UPMC St. Margaret used to use alcohol caps for central lines, and with those had a very low infection rates. The use of the caps was discontinued and a disturbing trend emerged.

“When that happened we saw almost a double of our infection rates,” said Jenny  Bender, infection preventionist, now at UPMC Presbyterian, formerly with St. Margaret, “they still weren’t awful but they were way higher than what we were used to seeing, which was zero.”

The challenge became keeping bacteria from entering the bloodstream through a central line, a catheter which is placed in a large vein to deliver medicine and fluids during hospitalization. For patients in intensive care units, central lines can be accessed more than 20 times per day. In order to bring infections back down, nurses were reminded of and re-trained on some basics.

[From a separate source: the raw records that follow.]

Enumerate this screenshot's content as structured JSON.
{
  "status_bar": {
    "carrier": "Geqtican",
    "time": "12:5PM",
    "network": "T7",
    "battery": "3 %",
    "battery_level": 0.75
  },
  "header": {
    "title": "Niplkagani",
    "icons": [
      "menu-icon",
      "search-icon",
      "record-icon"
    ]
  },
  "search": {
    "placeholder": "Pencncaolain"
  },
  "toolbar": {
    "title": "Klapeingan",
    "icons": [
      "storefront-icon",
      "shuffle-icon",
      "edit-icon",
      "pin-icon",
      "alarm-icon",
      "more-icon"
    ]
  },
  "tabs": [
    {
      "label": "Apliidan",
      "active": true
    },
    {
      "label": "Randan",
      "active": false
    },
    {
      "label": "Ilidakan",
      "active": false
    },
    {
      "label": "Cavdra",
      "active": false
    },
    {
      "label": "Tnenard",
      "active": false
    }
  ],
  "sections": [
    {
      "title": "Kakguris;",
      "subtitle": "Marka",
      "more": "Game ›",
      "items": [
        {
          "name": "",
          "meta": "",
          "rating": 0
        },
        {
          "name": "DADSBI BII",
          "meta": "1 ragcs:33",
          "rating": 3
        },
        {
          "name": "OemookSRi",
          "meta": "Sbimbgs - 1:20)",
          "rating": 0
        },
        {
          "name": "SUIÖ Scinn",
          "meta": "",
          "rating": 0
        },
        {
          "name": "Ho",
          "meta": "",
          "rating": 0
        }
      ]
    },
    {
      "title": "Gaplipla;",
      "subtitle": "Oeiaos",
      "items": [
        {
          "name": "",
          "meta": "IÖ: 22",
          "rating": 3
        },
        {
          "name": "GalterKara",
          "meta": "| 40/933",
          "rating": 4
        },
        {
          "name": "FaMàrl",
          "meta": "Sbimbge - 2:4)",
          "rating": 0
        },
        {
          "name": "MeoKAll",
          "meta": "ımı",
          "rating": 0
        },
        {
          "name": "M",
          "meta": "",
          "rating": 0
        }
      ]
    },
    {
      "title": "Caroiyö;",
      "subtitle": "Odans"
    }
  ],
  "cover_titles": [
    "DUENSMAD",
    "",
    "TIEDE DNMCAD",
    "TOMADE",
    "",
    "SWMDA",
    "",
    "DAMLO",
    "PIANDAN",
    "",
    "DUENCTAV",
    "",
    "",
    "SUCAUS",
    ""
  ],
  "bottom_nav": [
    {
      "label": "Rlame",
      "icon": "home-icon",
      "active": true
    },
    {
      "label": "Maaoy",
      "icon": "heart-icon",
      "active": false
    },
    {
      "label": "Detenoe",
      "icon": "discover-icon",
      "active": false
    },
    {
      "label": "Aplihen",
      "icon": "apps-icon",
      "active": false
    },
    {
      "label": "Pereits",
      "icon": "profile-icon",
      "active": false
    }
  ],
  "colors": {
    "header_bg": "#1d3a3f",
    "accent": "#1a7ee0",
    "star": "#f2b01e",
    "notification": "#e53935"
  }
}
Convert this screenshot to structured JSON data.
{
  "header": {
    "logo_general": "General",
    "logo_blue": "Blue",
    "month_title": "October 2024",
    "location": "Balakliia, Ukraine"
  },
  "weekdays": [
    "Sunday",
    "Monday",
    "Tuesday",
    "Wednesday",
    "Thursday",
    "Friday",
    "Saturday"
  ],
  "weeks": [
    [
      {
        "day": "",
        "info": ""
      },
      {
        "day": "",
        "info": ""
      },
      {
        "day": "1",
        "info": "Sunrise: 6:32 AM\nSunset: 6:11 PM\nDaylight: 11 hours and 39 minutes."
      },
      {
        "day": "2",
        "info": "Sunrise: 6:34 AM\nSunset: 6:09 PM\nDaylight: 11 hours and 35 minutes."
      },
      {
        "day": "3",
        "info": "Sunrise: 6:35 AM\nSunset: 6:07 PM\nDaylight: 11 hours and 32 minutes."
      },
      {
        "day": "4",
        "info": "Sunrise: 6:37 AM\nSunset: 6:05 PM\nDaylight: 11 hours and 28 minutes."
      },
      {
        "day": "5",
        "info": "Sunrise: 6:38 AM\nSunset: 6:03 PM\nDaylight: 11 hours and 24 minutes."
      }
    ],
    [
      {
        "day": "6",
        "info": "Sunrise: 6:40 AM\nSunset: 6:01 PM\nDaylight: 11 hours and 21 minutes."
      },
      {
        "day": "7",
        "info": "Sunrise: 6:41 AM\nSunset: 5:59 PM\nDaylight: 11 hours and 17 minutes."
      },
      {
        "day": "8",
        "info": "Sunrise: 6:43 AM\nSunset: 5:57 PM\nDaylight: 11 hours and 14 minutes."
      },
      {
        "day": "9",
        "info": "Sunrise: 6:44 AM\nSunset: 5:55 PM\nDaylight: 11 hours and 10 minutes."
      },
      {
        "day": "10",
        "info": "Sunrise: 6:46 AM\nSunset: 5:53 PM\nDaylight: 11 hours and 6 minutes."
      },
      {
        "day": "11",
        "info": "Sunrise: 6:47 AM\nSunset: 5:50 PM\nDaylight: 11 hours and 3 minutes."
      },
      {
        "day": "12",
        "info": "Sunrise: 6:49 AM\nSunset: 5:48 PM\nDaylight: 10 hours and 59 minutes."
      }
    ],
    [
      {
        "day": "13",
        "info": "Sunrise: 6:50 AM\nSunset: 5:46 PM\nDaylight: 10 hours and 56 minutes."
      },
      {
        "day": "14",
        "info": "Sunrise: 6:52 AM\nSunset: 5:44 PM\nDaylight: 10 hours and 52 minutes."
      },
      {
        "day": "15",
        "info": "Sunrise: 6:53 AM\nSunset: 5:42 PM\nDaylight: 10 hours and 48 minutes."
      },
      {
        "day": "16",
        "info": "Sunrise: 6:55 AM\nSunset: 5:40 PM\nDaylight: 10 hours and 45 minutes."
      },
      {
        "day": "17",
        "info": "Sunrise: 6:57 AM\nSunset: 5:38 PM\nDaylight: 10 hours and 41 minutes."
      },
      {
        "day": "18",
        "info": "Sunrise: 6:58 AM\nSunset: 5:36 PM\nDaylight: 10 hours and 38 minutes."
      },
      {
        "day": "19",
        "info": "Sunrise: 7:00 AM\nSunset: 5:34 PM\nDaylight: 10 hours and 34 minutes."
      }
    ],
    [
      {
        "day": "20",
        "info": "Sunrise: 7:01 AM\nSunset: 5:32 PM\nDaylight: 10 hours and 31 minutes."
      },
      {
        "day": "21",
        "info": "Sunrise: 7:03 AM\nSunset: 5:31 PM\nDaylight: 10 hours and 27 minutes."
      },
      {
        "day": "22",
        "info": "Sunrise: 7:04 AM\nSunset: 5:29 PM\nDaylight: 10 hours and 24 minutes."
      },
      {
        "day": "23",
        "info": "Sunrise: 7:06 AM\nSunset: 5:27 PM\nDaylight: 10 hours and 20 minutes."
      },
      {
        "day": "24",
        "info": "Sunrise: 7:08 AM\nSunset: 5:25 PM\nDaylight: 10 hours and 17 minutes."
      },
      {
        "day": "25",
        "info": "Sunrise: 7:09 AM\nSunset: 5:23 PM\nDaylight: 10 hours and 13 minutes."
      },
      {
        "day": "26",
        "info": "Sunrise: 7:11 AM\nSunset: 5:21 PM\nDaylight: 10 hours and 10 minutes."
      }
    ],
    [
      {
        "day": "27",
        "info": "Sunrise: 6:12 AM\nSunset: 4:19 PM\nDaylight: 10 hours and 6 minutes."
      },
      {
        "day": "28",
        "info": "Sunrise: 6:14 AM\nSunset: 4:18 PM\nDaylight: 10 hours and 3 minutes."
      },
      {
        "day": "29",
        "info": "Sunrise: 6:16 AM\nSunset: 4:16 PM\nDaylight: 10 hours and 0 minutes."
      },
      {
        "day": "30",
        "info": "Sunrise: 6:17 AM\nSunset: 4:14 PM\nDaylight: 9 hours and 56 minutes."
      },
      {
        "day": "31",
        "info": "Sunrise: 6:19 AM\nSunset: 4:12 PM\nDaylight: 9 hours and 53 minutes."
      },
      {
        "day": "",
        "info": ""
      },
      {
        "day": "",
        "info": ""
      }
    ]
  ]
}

“Things like scrubbing the hub of the IV before you access it with any kind of syringe,” said Bender, “things like proper labeling of your tubing, dressing and bags of medication and making sure those tubes and dressings were being changed according to the best practice technique and at the right times of day.”

Bender said this doesn’t mean nursing care was lacking, rather some may have simply started to rely too heavily on the effectiveness of alcohol caps.

“Those alcohol caps work on their own without any best practices in place and although, per policy, we never are supposed to change our nursing practice,” she said. “I think when you have something like that it can mask any issues you might have so when they were taken away we started to see more infections than we had before because maybe we had gotten a little bit lax in our practice.”

Three hospitals were part of a small study on reducing bloodline infections. Two of them, Texas Health Presbyterian Hospital of Dallas and Loyola University Medical Center in Maywood, Illinois, used disinfection caps, the third, UMPC St. Margaret in Pittsburgh showed it is possible to reduce infections even with limited resources.

“This little study that we did kind of proves that you can get back to zero and really fight infections even if you don’t have all the little gadgets that are out there for you to use, sometimes those are expensive,” said Bender, “even if you just have the bare minimum you can still focus and do education on good nursing care and still get your infections back down to zero.”

Going back to the basics can net the biggest benefit, according to Bender. She said other basic steps of maintaining a safe central line include washing hands before accessing the line, conduct line flushing; and determine if the line is still needed – if it’s not, then obtaining an order to have it removed.

The findings are being presented at the annual conference of the Association for Professionals in Infection Control and Epidemiology in Anaheim, CA this week.